Me: One is for her mom to follow and the other is for her friends to follow.
12yo: Kids do that?
Me:
12yo:
Me: No.
Yoga bends.
Yoga stretches.
Yoga realizes is out of shape.
Yoga pants.
Womb is pronounced as “woom” and tomb as “toom”.
It’s only fair that bomb should go “boom”.
not a total stranger telling me I’d “better find a man before all the good ones are gone,” on the same day Twitter announces a potential dating app. not today, satan
Forgot my wallet at home & filled up at the gas station so I have to leave some collateral. Not leaving my phone there so 4 year old it is.

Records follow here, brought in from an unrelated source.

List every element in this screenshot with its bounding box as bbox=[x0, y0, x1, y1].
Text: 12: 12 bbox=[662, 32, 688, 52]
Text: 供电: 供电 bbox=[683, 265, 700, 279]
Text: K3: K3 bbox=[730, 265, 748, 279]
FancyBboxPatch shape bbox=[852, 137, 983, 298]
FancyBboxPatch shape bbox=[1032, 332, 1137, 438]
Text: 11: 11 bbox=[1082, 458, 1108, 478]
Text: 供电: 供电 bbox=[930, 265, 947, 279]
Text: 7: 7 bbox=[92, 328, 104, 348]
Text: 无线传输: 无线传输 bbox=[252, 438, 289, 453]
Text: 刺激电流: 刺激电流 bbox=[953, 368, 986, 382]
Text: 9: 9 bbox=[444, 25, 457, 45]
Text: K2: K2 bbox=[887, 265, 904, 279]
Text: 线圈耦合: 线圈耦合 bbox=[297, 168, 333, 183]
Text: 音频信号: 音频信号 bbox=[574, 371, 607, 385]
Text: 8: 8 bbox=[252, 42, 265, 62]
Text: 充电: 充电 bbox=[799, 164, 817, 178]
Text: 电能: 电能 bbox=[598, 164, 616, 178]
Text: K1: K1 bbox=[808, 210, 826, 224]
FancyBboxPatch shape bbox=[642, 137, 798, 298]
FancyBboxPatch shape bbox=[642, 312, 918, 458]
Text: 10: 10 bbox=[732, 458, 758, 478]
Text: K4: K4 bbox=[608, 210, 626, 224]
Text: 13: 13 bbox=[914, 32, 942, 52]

Woman approaches me as I’m putting groceries in my car: Excuse me
Me: *concerned because she looks shellshocked* Are you okay?
W: Um I’m visiting, not local. *looking at her phone* This CAN’T be right. It says the NEAREST Starbucks is 58 miles?
Me: *laughing* Yep
W: OMG noooo
Mugger: Give me your wallet and… is that a Rolex?
Me: It’s a fake.
Mugger: What about her diamond ring. Is that fake?
Me: *nervously look at my wife* No, no. That’s 100% real…
Him: I’m leaving you.
Me: [can’t hear him because I’m trying to breakdance in my bubble wrap suit]
I wonder how long it will be before “You look like a million bucks” is an insult. #inflation
On the first day of Christmas my 2yo gave to me…
A cold that will last all week
When I die, I’m donating my body to the theater department. The science department has enough bodies. I want to be a theater prop.
*stretches*
*stretches*
*stretches*
*finally touches toes*WOMAN ON BUS: Stop touching my feet, creep.
Cop: Do you know why I pulled you over?
Me: You pulled me over?
Cop:
Me: I just stopped here cuz I thought of a tweet.